Souveränität ist keine Frage, welche Staaten man gerade lieber hat und welche nicht. Entscheidungen zu Industrie- oder Energiepolitik sind immer langfristig. In einem Zeitraum von zwanzig, dreißig Jahren kann sich vieles ändern, auch ein Land, das man heute für einen Verbündeten hält, sich in einen Gegner verwandeln. Es ist also bei solchen Entscheidungen wichtig, dass sie die Risiken möglicher Veränderungen begrenzen. Das war beispielsweise mit ein Grund für die langjährige Subventionierung der deutschen Kohle- und Stahlindustrie. Heimische Bodenschätze, die vor Ort verarbeitet werden, bedeuten das geringste Risiko.
Nehmen wir einmal das Beispiel Stahl. Wenn er in Deutschland nicht mehr produziert wird, muss er importiert werden. Allerdings ist die Schwerindustrie in ganz Europa weitgehend verschwunden, Deutschland war eines der letzten Länder, die diesen Zweig aufrechterhalten haben. 2022 produzierte Deutschland noch 36,8 Millionen Tonnen, Italien 21,6, der Rest ist zu vernachlässigen. Beim Nachbarn ist also nicht viel zu holen. Die Liste der großen Exporteure: China, Japan, Südkorea, Russland, EU (27,8 Millionen Tonnen, davon 24,1 aus Deutschland), Türkei, Italien, Belgien ...

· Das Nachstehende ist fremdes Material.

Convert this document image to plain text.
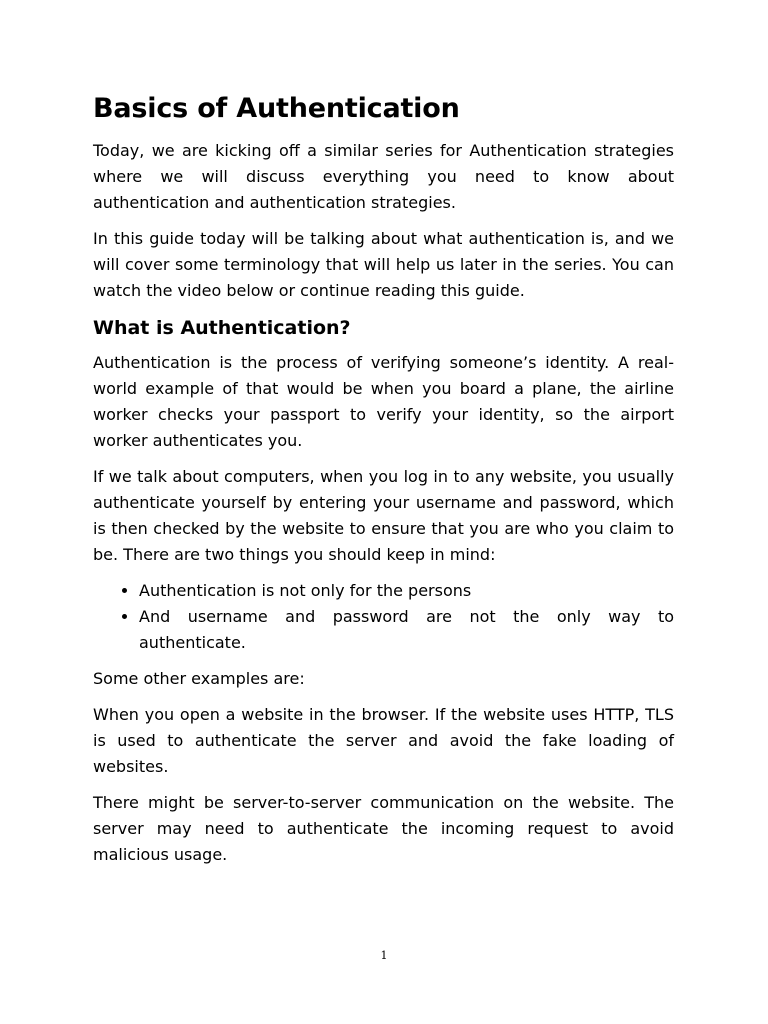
Basics of Authentication

Today, we are kicking off a similar series for Authentication strategies where we will discuss everything you need to know about authentication and authentication strategies.

In this guide today will be talking about what authentication is, and we will cover some terminology that will help us later in the series. You can watch the video below or continue reading this guide.

What is Authentication?

Authentication is the process of verifying someone’s identity. A real-world example of that would be when you board a plane, the airline worker checks your passport to verify your identity, so the airport worker authenticates you.

If we talk about computers, when you log in to any website, you usually authenticate yourself by entering your username and password, which is then checked by the website to ensure that you are who you claim to be. There are two things you should keep in mind:

• Authentication is not only for the persons
• And username and password are not the only way to authenticate.

Some other examples are:

When you open a website in the browser. If the website uses HTTP, TLS is used to authenticate the server and avoid the fake loading of websites.

There might be server-to-server communication on the website. The server may need to authenticate the incoming request to avoid malicious usage.

1
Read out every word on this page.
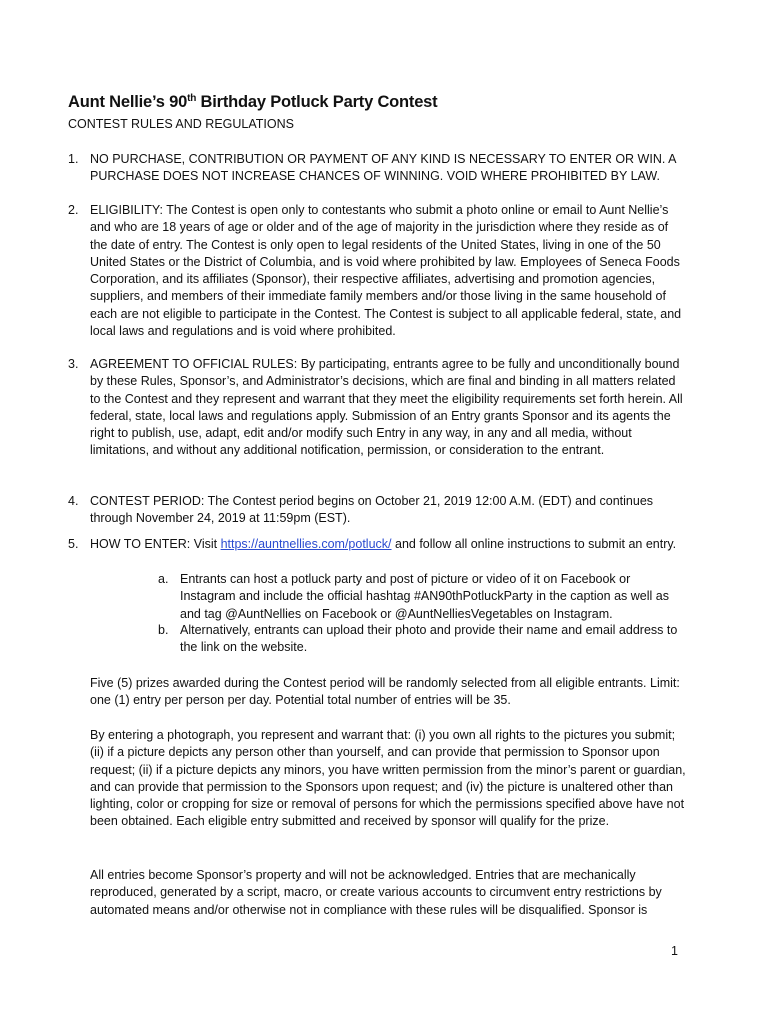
Aunt Nellie’s 90th Birthday Potluck Party Contest
CONTEST RULES AND REGULATIONS
1. NO PURCHASE, CONTRIBUTION OR PAYMENT OF ANY KIND IS NECESSARY TO ENTER OR WIN. A PURCHASE DOES NOT INCREASE CHANCES OF WINNING. VOID WHERE PROHIBITED BY LAW.
2. ELIGIBILITY: The Contest is open only to contestants who submit a photo online or email to Aunt Nellie’s and who are 18 years of age or older and of the age of majority in the jurisdiction where they reside as of the date of entry. The Contest is only open to legal residents of the United States, living in one of the 50 United States or the District of Columbia, and is void where prohibited by law. Employees of Seneca Foods Corporation, and its affiliates (Sponsor), their respective affiliates, advertising and promotion agencies, suppliers, and members of their immediate family members and/or those living in the same household of each are not eligible to participate in the Contest. The Contest is subject to all applicable federal, state, and local laws and regulations and is void where prohibited.
3. AGREEMENT TO OFFICIAL RULES: By participating, entrants agree to be fully and unconditionally bound by these Rules, Sponsor’s, and Administrator’s decisions, which are final and binding in all matters related to the Contest and they represent and warrant that they meet the eligibility requirements set forth herein. All federal, state, local laws and regulations apply. Submission of an Entry grants Sponsor and its agents the right to publish, use, adapt, edit and/or modify such Entry in any way, in any and all media, without limitations, and without any additional notification, permission, or consideration to the entrant.
4. CONTEST PERIOD: The Contest period begins on October 21, 2019 12:00 A.M. (EDT) and continues through November 24, 2019 at 11:59pm (EST).
5. HOW TO ENTER: Visit https://auntnellies.com/potluck/ and follow all online instructions to submit an entry.
a. Entrants can host a potluck party and post of picture or video of it on Facebook or Instagram and include the official hashtag #AN90thPotluckParty in the caption as well as and tag @AuntNellies on Facebook or @AuntNelliesVegetables on Instagram.
b. Alternatively, entrants can upload their photo and provide their name and email address to the link on the website.
Five (5) prizes awarded during the Contest period will be randomly selected from all eligible entrants. Limit: one (1) entry per person per day. Potential total number of entries will be 35.
By entering a photograph, you represent and warrant that: (i) you own all rights to the pictures you submit; (ii) if a picture depicts any person other than yourself, and can provide that permission to Sponsor upon request; (ii) if a picture depicts any minors, you have written permission from the minor’s parent or guardian, and can provide that permission to the Sponsors upon request; and (iv) the picture is unaltered other than lighting, color or cropping for size or removal of persons for which the permissions specified above have not been obtained. Each eligible entry submitted and received by sponsor will qualify for the prize.
All entries become Sponsor’s property and will not be acknowledged. Entries that are mechanically reproduced, generated by a script, macro, or create various accounts to circumvent entry restrictions by automated means and/or otherwise not in compliance with these rules will be disqualified. Sponsor is
1
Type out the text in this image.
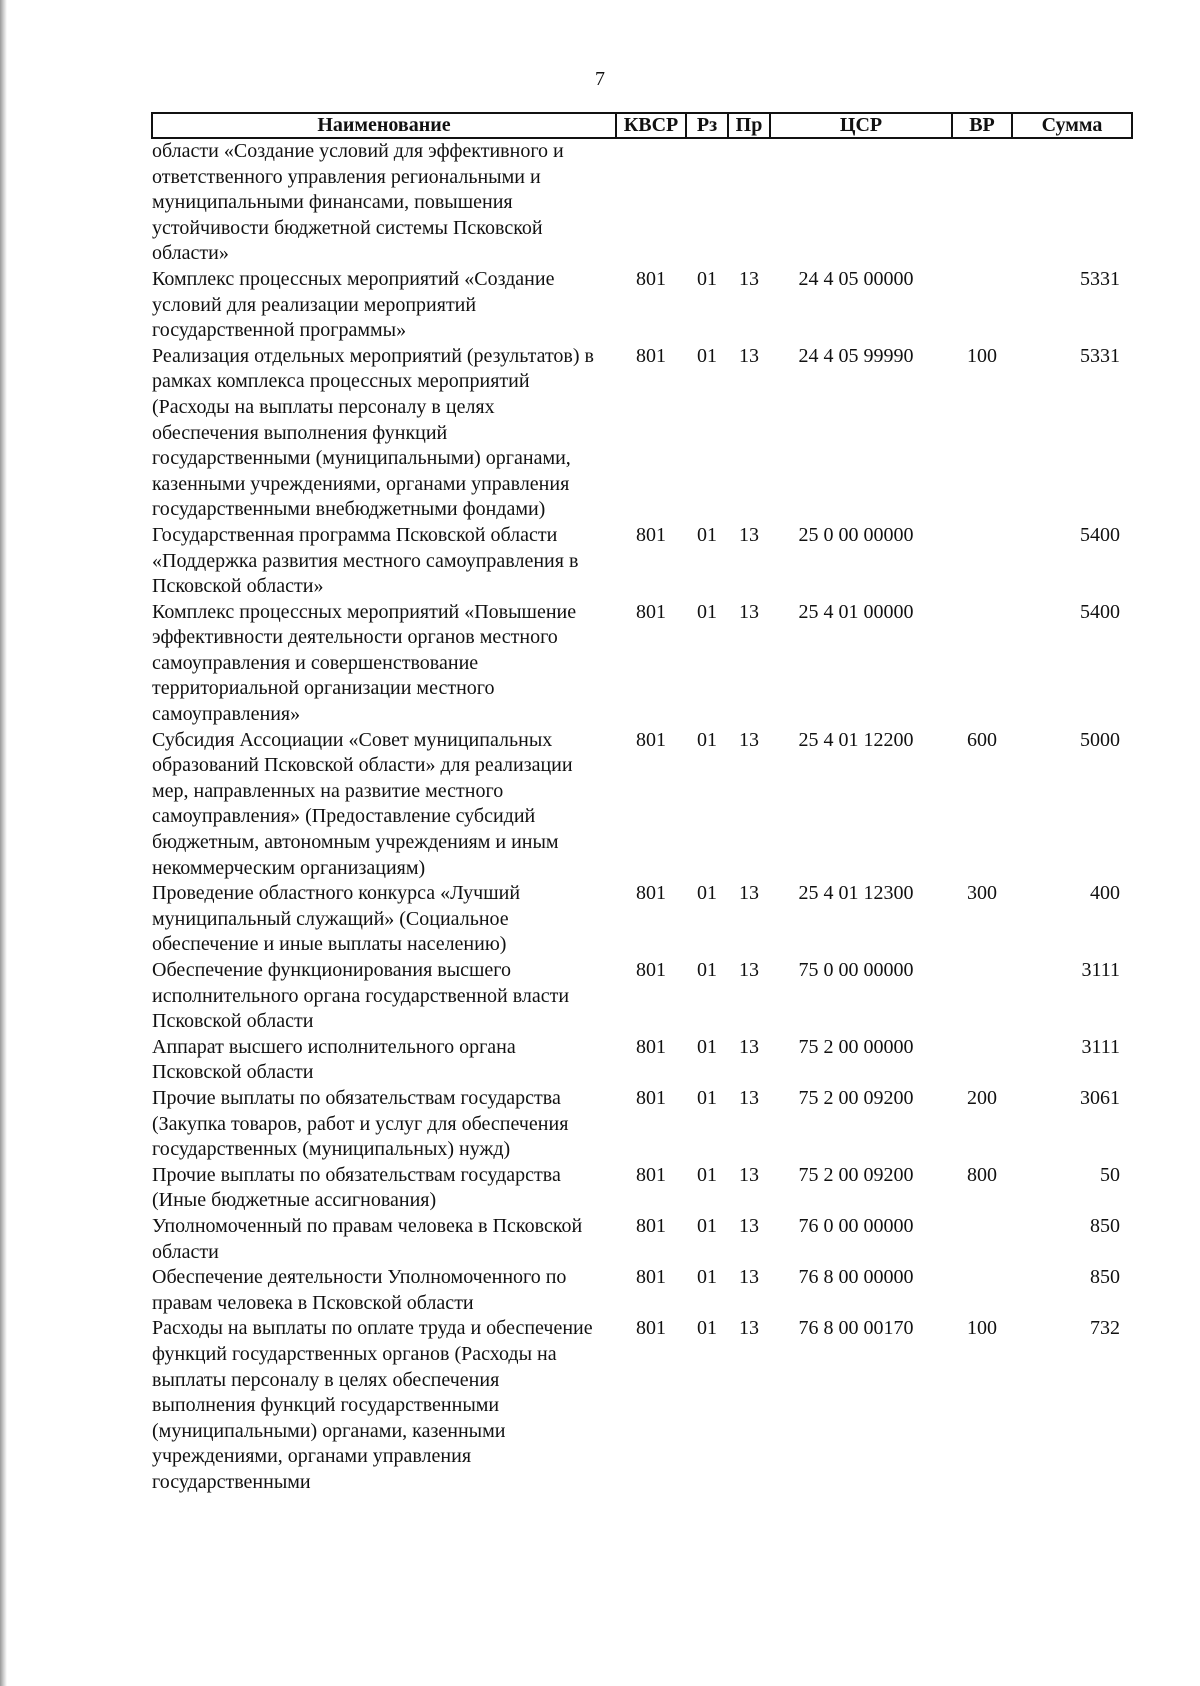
7
Наименование	КВСР	Рз	Пр	ЦСР	ВР	Сумма
области «Создание условий для эффективного и ответственного управления региональными и муниципальными финансами, повышения устойчивости бюджетной системы Псковской области»						
Комплекс процессных мероприятий «Создание условий для реализации мероприятий государственной программы»	801	01	13	24 4 05 00000		5331
Реализация отдельных мероприятий (результатов) в рамках комплекса процессных мероприятий (Расходы на выплаты персоналу в целях обеспечения выполнения функций государственными (муниципальными) органами, казенными учреждениями, органами управления государственными внебюджетными фондами)	801	01	13	24 4 05 99990	100	5331
Государственная программа Псковской области «Поддержка развития местного самоуправления в Псковской области»	801	01	13	25 0 00 00000		5400
Комплекс процессных мероприятий «Повышение эффективности деятельности органов местного самоуправления и совершенствование территориальной организации местного самоуправления»	801	01	13	25 4 01 00000		5400
Субсидия Ассоциации «Совет муниципальных образований Псковской области» для реализации мер, направленных на развитие местного самоуправления» (Предоставление субсидий бюджетным, автономным учреждениям и иным некоммерческим организациям)	801	01	13	25 4 01 12200	600	5000
Проведение областного конкурса «Лучший муниципальный служащий» (Социальное обеспечение и иные выплаты населению)	801	01	13	25 4 01 12300	300	400
Обеспечение функционирования высшего исполнительного органа государственной власти Псковской области	801	01	13	75 0 00 00000		3111
Аппарат высшего исполнительного органа Псковской области	801	01	13	75 2 00 00000		3111
Прочие выплаты по обязательствам государства (Закупка товаров, работ и услуг для обеспечения государственных (муниципальных) нужд)	801	01	13	75 2 00 09200	200	3061
Прочие выплаты по обязательствам государства (Иные бюджетные ассигнования)	801	01	13	75 2 00 09200	800	50
Уполномоченный по правам человека в Псковской области	801	01	13	76 0 00 00000		850
Обеспечение деятельности Уполномоченного по правам человека в Псковской области	801	01	13	76 8 00 00000		850
Расходы на выплаты по оплате труда и обеспечение функций государственных органов (Расходы на выплаты персоналу в целях обеспечения выполнения функций государственными (муниципальными) органами, казенными учреждениями, органами управления государственными	801	01	13	76 8 00 00170	100	732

Die Importe sollen dann natürlich möglichst günstig sein; Italien, Belgien und Frankreich sind da eher unwahrscheinlich, wobei in all diesen Staaten der Sektor ebenfalls schrumpft. Nehmen wir einmal an, die Importe erfolgen aus Indien. Da gäbe es zwei Möglichkeiten – den sich gerade entwickelnden Landweg, der von Indien über den Iran und Russland nach Mitteleuropa führt, oder den Seeweg. In beiden Fällen hängt die Sicherheit der Lieferung davon ab, dass es auf der Strecke keine Probleme gibt. Und es gibt Staaten, die sich gerne in Transportwege einmischen; insbesondere die Vereinigten Staaten. Die haben diese Strategie übrigens von den Briten übernommen, die schon in den Kriegen gegen Napoleon Seeblockaden eingesetzt hatten.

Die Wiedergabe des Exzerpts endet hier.